As of June 30, commercial and savings institutions increased their municipal investments by 3.9% to $186.64 billion on a cost basis, up from 2.7% in the first half of last year, according to the Austin-based financial information and analytics provider, which focuses on the U.S. banking sector. Cost basis represents the amortized cost of all securities of states and political subdivisions in the United States not held in trading accounts.

“Banks joined the rest of the investor base and grew more comfortable with municipals as we moved through the year,” said Michael Pietronico, chief executive officer at Miller Tabak Asset Management. “That the municipal yield curve remained much steeper than Treasuries during this time may have played a role in the appetite for banks to own tax-free bonds.”

As of June 30, generic triple-A general obligation bonds due in 2041 were yielding 4.35%, while the 30-year Treasury bond was yielding 4.38% — a muni-to-Treasury ratio of 99.3%, according to Municipal Market Data. Triple-A muni yields in 30 years as a percentage of Treasuries were as low as 98.2% and as high as 107% between April 6 and June 30, according to MMD.

“More sophisticated institutions recognized the excellent relative-value opportunity that municipals represented in 2011. Banks likely recognized that value and added to their exposure as needed,” Pietronico added.

In all of 2010, banks held municipal debt totaling $179.62 billion on a cost basis as of Dec. 31 — up 13.7%, the highest yearly increase on record — up from the previous year when they owned $157.99 billion, according to the data.

George Friedlander, chief municipal strategist at Citi, said banks increased their direct private purchases in the municipal sector in 2011 as part of their overall strategic business plans, while they also continued to purchase bank-eligible bonds and bank-qualified bonds that were issued in 2009 and 2010 under the American Recovery and Reinvestment Act.

“Banks made a conscious decision to reallocate a modest proportion of assets away from the paltry yields on high-grade taxables into munis to increase the after-tax yield spread versus their borrowing costs,” he said.
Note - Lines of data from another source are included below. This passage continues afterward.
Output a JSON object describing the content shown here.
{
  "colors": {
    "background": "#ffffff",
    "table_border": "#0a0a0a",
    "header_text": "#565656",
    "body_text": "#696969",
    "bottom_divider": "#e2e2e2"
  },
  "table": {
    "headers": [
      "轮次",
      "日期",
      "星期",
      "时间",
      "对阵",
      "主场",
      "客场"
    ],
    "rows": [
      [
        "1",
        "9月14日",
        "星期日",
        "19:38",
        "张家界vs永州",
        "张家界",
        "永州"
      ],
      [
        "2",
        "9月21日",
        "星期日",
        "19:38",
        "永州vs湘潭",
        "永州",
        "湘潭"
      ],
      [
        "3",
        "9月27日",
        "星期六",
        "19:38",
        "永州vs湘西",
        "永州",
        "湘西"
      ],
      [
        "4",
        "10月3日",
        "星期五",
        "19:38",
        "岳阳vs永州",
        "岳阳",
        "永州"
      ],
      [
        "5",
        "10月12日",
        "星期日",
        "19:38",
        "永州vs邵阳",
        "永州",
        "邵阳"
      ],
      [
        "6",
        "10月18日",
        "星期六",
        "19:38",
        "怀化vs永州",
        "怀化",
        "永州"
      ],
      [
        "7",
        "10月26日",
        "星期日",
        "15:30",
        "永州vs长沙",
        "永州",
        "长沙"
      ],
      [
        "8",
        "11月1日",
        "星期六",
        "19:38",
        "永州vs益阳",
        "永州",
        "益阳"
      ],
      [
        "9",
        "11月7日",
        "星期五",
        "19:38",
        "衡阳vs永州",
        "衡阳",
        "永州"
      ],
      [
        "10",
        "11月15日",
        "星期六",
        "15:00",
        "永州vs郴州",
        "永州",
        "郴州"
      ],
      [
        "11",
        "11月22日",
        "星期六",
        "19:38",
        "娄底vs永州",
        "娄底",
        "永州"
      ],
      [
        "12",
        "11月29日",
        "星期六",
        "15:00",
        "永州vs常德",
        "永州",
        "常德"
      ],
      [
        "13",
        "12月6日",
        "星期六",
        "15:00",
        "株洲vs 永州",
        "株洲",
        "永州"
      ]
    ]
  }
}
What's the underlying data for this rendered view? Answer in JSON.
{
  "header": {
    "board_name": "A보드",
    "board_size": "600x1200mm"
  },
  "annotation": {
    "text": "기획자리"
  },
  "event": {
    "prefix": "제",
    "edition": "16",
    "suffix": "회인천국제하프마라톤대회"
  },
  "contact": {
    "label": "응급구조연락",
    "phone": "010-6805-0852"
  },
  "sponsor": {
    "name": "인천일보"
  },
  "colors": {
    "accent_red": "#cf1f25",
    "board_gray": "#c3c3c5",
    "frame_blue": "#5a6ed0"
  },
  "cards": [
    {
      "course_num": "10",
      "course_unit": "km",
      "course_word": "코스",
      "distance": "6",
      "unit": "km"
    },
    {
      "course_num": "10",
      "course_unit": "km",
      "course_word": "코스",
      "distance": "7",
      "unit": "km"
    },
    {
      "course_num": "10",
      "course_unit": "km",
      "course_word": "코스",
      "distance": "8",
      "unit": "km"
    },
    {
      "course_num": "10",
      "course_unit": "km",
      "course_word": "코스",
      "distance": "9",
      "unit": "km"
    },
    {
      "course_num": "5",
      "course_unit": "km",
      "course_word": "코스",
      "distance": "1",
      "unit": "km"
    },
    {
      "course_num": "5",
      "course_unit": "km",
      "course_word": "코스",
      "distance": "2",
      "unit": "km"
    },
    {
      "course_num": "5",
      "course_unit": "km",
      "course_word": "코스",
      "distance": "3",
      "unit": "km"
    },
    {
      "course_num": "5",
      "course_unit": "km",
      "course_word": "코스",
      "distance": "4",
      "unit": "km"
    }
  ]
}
In addition, he said many others continued to purchase taxable municipal bonds even after the sale of new Build America Bonds authorized under the ARRA expired.

In the first half of the year, Citi ranked first among the top 500 bank holders of municipal debt, though it only expanded its portfolio by 0.3% to $14.98 billion from $14.93 billion as of Dec. 31.

Second-place Wells Fargo Bank demonstrated the largest mid-year increase in its muni portfolio, growing 54.8% to $14.80 billion as of June 30, from $9.56 billion at the close of 2010.

Bank of New York Mellon, which ranked 14th among top holders, showed the second-highest increase, boosting its muni portfolio by 107.9% to $1.25 billion from $605 million at the end of 2010.

While Bank of America showed the largest decline in its municipal assets, dropping 31.6% to $3.69 billion from $5.40 billion, it still managed to snag sixth place overall among the top holders.

U.S. banks generally saw solid profits in 2011 largely due to a steady rise in net interest income, banks’ largest revenue component, as a result of a decline in central bank rates and funding costs, according to a recent Deutsche Bank report on bank profitability. In addition, banks have also seen a rebound in trading income due to the broad-based rally in the financial markets following the official end of the financial crisis two years ago, the report said.

Overall, banks have added to their municipal portfolios every year dating back to 1996, when they held a total of $75.022 billion on a cost basis, according to the Highline data. That was up 1.7% from the year before, when holdings dropped 5.5% to $73.80 billion from $78.05 billion in 1994.